Harira is a traditional Moroccan soup, perfect for a hearty vegan breakfast, combining rich flavors and wholesome ingredients. This aromatic dish is packed with protein, fiber, and spices that awaken the senses and nourish the body.

Harira
45 minutes
Difficulty: Medium
Moroccan
350 kcal

Ingredients

  • Chickpeas - 100 grams (soaked overnight)
  • Red lentils - 50 grams
  • Tomato - 1 large, diced
  • Carrot - 1 medium, diced
  • Celery - 1 stalk, diced
  • Onion - 1 small, chopped
  • Garlic - 2 cloves, minced
  • Fresh parsley - 2 tablespoons, chopped
  • Fresh cilantro - 2 tablespoons, chopped
  • Olive oil - 1 tablespoon
  • Ground cumin - 1 teaspoon
  • Ground turmeric - 1 teaspoon
  • Cinnamon - 1/2 teaspoon
  • Paprika - 1 teaspoon
  • Salt - to taste
  • Black pepper - to taste
  • Vegetable broth - 1 liter
  • Lemon - 1, for serving

Steps

  1. In a large pot, heat the olive oil over medium heat. Add the chopped onion and garlic, sautéing until translucent, about 5 minutes.
  2. Add the diced carrots and celery to the pot, cooking for another 5 minutes until softened.
  3. Stir in the diced tomato, ground cumin, turmeric, cinnamon, and paprika, cooking for an additional 2 minutes until fragrant.
  4. Add the soaked chickpeas, red lentils, and vegetable broth to the pot. Bring to a boil, then reduce heat to low and simmer for about 30 minutes, stirring occasionally.
  5. Once the chickpeas and lentils are tender, season with salt and black pepper to taste.
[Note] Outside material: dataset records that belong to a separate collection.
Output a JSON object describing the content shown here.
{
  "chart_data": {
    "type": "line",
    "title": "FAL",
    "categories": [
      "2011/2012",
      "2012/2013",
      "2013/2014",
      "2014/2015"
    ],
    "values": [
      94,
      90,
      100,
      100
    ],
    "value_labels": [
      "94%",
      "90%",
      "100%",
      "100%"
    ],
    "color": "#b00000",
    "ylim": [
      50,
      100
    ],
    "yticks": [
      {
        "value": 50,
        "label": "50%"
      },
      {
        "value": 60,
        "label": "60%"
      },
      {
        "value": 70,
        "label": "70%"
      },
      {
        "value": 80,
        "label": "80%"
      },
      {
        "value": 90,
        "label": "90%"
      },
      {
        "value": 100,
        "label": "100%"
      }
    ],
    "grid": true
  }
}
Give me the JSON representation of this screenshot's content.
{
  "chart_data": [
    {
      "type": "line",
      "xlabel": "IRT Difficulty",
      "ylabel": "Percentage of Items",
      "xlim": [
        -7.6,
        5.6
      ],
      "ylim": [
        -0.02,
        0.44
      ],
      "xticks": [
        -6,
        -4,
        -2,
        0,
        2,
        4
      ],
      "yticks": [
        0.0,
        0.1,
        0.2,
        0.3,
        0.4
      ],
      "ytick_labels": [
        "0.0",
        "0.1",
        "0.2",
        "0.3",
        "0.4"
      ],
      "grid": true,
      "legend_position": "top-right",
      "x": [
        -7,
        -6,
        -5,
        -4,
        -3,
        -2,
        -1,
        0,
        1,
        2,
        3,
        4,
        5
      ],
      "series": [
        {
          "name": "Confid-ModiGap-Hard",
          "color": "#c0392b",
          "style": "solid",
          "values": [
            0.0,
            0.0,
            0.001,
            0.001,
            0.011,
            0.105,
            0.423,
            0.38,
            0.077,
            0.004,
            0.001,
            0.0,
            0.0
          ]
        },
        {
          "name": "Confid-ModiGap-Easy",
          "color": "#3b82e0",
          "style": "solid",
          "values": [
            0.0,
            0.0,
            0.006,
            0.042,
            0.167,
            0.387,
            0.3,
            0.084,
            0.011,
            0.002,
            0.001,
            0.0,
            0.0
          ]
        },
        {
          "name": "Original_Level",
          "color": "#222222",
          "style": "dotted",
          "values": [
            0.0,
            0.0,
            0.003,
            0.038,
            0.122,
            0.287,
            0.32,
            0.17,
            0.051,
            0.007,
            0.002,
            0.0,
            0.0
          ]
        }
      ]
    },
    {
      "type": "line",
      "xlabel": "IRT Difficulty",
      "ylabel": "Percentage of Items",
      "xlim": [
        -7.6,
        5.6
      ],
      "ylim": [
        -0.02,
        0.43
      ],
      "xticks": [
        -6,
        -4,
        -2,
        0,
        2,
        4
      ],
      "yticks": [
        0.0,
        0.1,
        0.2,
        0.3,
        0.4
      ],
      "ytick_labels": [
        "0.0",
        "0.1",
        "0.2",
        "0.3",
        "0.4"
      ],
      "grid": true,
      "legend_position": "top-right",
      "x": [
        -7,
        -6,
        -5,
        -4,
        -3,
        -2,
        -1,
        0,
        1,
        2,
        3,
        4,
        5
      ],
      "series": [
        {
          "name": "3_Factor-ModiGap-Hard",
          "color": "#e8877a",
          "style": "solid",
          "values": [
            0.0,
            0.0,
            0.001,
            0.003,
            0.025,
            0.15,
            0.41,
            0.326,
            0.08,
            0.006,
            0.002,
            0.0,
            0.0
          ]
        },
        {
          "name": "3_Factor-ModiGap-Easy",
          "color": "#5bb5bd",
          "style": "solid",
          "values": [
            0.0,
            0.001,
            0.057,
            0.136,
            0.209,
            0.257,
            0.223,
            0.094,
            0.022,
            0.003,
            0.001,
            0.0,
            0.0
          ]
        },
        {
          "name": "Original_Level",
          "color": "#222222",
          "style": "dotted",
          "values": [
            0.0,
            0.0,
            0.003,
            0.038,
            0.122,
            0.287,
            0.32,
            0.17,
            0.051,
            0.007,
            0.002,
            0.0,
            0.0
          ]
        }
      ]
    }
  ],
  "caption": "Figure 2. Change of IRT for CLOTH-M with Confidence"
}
Stir in the chopped parsley and cilantro.
  6. Serve hot with a wedge of lemon on the side for squeezing over the soup.

Nutrition

  • Calories: 350
  • Protein: 15 g
  • Carbs: 55 g
  • Fiber: 15 g
  • Sugar: 6 g
  • Sodium: 600 mg
  • Cholesterol: 0 mg
  • Total Fat: 8 g
  • Saturated Fat: 1 g
  • Unsaturated Fat: 7 g
  • Water: 0.5 L

Health Benefits

  • High in protein and fiber promoting satiety and digestive health.
  • Rich in vitamins and minerals, supporting overall wellness.